Elle a explosé de rire.
— Je comprends… mais tu fais plus jeune que ton âge, tu n’y peux rien.
— Justement. C’est pour ça que j’ai booké Enso. Tu viens ? On se refait une beauté comme avant ?
— OK, mais à une condition : qu’on passe d’abord par un massage. Je te sens tendue, et moi aussi, j’en ai besoin.
J’ai souri. Avec Lucie, c’était toujours plus : plus de folie, plus d’amour, plus de plans. Et c’est ça que j’aimais chez elle.
A mes tailleurs professionnelle, une bonne dizaine, j'ai rajouté des petites robe sexy et même quelques sous vêtement coquin . Ca faisait longtemps que je ne m'étais pas lâché ainsi.
J’ai demandé à ce qu’on me livre tous les vêtements sélectionnés, comme à mon habitude, puis on est parties se faire masser dans un salon à côté. Ensuite, direction le coiffeur.
On a papoté comme deux gamines, reparlant de nos conneries de lycée, de la météo, de tout, de rien.
Chez Enso, j’ai laissé mes cheveux entre les mains d’un artiste. Carré net, stylisé. Une vraie œuvre. Quand je me suis regardée dans le miroir, je ne me suis presque pas reconnue… et c’était exactement ce que je voulais. Un renouveau. Un nouveau départ. Lucie, elle, s’était contentée d’éclaircir ses racines, fidèle à elle-même.
En sortant, elle me lança un regard en coin, se mordillant la lèvre.
— Waouh. Mais t’es canon. Ce nouveau style te va à merveille. Ton mec va même pas te reconnaître
Je haussai les épaules avec un petit sourire.

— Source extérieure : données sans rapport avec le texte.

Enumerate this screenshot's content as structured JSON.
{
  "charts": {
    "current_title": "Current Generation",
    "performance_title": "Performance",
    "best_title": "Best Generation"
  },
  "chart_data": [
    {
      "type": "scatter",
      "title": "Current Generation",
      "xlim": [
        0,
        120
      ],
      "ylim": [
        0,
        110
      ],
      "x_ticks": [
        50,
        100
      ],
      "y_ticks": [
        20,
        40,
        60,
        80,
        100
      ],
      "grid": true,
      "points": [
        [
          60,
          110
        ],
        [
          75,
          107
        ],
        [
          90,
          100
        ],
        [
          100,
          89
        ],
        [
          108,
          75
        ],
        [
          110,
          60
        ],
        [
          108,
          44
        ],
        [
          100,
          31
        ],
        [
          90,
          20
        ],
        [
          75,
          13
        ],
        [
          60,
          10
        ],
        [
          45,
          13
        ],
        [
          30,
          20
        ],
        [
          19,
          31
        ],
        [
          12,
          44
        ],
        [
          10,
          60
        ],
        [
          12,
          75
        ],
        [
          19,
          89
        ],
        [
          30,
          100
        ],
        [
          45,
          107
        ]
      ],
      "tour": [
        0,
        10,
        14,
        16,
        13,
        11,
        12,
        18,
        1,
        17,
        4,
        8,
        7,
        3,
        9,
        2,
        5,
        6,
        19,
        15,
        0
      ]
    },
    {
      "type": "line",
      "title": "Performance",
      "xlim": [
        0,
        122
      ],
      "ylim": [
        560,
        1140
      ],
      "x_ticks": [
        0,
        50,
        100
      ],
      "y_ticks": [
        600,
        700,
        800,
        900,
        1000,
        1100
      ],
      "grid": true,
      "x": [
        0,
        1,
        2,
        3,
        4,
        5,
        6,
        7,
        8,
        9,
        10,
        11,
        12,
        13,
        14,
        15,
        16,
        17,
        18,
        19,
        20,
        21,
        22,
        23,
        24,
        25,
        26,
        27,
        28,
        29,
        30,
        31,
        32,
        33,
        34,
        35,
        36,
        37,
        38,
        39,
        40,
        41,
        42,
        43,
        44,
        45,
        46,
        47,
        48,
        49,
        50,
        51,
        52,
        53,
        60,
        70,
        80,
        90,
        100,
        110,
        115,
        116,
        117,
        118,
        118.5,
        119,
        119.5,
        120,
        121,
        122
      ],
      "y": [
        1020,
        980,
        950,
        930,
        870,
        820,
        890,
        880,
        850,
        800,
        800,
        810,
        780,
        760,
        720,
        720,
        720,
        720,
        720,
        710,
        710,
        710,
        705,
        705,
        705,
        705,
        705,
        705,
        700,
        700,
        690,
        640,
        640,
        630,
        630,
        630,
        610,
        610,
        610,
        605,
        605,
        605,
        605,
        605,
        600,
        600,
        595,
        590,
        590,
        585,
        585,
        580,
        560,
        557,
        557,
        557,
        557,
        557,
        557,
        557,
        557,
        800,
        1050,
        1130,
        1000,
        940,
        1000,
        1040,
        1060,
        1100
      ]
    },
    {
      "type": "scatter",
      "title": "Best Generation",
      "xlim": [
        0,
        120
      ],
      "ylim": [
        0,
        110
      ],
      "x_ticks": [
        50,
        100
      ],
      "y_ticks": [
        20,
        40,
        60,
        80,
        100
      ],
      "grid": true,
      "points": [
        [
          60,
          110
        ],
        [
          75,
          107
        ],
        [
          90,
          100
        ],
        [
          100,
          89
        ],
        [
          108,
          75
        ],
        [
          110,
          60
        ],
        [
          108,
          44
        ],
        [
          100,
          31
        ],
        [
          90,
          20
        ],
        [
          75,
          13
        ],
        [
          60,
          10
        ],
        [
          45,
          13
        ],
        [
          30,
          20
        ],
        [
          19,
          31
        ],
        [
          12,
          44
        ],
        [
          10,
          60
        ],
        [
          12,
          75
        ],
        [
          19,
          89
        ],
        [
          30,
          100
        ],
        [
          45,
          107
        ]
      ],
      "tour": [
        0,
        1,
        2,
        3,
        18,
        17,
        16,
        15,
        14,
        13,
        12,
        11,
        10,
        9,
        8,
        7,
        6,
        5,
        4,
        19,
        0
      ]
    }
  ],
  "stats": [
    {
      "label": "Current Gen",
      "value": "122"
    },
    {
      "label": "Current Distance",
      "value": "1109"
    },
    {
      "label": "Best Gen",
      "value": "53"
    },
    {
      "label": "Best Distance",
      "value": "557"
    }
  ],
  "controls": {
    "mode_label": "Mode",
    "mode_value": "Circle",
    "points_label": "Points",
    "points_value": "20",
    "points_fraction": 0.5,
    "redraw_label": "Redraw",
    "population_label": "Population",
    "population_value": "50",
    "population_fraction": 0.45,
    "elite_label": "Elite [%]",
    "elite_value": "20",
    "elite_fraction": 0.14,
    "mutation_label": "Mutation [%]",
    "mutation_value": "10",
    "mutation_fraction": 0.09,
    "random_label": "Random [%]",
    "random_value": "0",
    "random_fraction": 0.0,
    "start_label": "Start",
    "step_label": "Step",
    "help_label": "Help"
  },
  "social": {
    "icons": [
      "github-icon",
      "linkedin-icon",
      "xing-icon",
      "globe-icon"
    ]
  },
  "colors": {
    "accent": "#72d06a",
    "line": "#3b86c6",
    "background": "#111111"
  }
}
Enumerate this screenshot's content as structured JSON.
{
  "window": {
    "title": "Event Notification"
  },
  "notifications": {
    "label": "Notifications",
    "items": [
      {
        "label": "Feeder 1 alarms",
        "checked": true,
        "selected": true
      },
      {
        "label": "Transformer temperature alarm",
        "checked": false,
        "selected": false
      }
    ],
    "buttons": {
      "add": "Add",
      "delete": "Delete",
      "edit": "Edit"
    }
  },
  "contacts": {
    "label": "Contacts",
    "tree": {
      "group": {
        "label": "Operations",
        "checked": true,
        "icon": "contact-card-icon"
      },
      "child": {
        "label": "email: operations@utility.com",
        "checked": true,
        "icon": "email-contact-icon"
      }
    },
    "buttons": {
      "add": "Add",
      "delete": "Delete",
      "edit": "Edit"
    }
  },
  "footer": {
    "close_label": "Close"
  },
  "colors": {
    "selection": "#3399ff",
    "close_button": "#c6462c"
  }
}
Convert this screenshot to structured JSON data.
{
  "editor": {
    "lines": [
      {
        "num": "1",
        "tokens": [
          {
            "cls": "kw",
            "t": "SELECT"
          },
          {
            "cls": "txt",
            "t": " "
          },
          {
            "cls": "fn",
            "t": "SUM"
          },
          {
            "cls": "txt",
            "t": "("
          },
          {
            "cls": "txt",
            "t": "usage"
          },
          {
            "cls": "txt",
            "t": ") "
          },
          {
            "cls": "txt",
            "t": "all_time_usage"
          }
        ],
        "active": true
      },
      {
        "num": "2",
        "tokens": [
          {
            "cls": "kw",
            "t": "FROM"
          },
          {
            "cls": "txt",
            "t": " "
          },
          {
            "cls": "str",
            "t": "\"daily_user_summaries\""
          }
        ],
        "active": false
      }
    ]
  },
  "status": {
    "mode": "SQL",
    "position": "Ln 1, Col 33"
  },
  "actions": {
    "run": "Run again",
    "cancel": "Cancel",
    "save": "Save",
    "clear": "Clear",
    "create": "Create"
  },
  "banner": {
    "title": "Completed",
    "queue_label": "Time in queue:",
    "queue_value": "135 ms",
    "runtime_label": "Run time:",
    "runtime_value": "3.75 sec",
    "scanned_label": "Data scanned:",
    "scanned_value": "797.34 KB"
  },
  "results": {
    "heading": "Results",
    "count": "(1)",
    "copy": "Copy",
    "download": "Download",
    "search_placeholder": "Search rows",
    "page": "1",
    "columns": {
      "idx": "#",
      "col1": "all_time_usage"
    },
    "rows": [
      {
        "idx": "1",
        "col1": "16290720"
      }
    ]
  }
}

— Ce changement, Lucie… je le fais pour moi. Je veux vivre pour moi maintenant. J’ai 24 ans. Trop jeune pour me perdre dans une histoire qui n’en vaut pas la peine.
Mon téléphone se mit à vibrer. L’écran s’alluma. Damon.
Sans la moindre hésitation, je rejetai l’appel.
Lucie fronça les sourcils.
— Je suis à 200 % d’accord avec toi
Elle marqua une pause.
— Mais… Il s’est passé quoi avec Damon ? Je l’ai jamais rencontré, mais tu m’en parlais comme de ton âme sœur, au début…
Je la coupai net :
— Il m’a trompée. Je vais le quitter.
— Quoi ?! Avec qui ?
— Cassidy
Le choc dans son regard fut immédiat. Elle pâlit et me fixa avec un mélange de stupeur et de peine.
— Cassidy ?...
— Ça va, t’inquiète. Je suis en train de réunir des preuves. Ils auront bientôt droit à une jolie surprise.
— Tu peux compter sur moi, d’accord ? Quoi qu’il arrive, je suis là
Elle vit à mes yeux que j’étais blessée, même si j’essayais de faire bonne figure. Alors elle me reprit dans ses bras, m’embrassa sur la joue. Oui, j’étais triste. Même avec toute la rage que j’avais au fond du ventre… c’était normal.
— Allez, fini les histoires tristes. Ce soir, je te change les idées ! On va dîner chez Régis, et après, je t’embarque dans ce nouveau bar qui vient d’ouvrir. Il paraît qu’il est hyper vivant
J’hésitai, bien sûr. Parce que c’était moi.
— Je sais pas…
— Mais moi je sais. Tu viens. Tu auras cas mettre le petite robe verte que tu a prise tout a l'heure, elle te va a ravir.
On avait bien manger, et nous étions dans ce nouveau bar chic, j'avais mis la robe que Lucie m'avais demandé et j'avoue que je me sentais belle dedans.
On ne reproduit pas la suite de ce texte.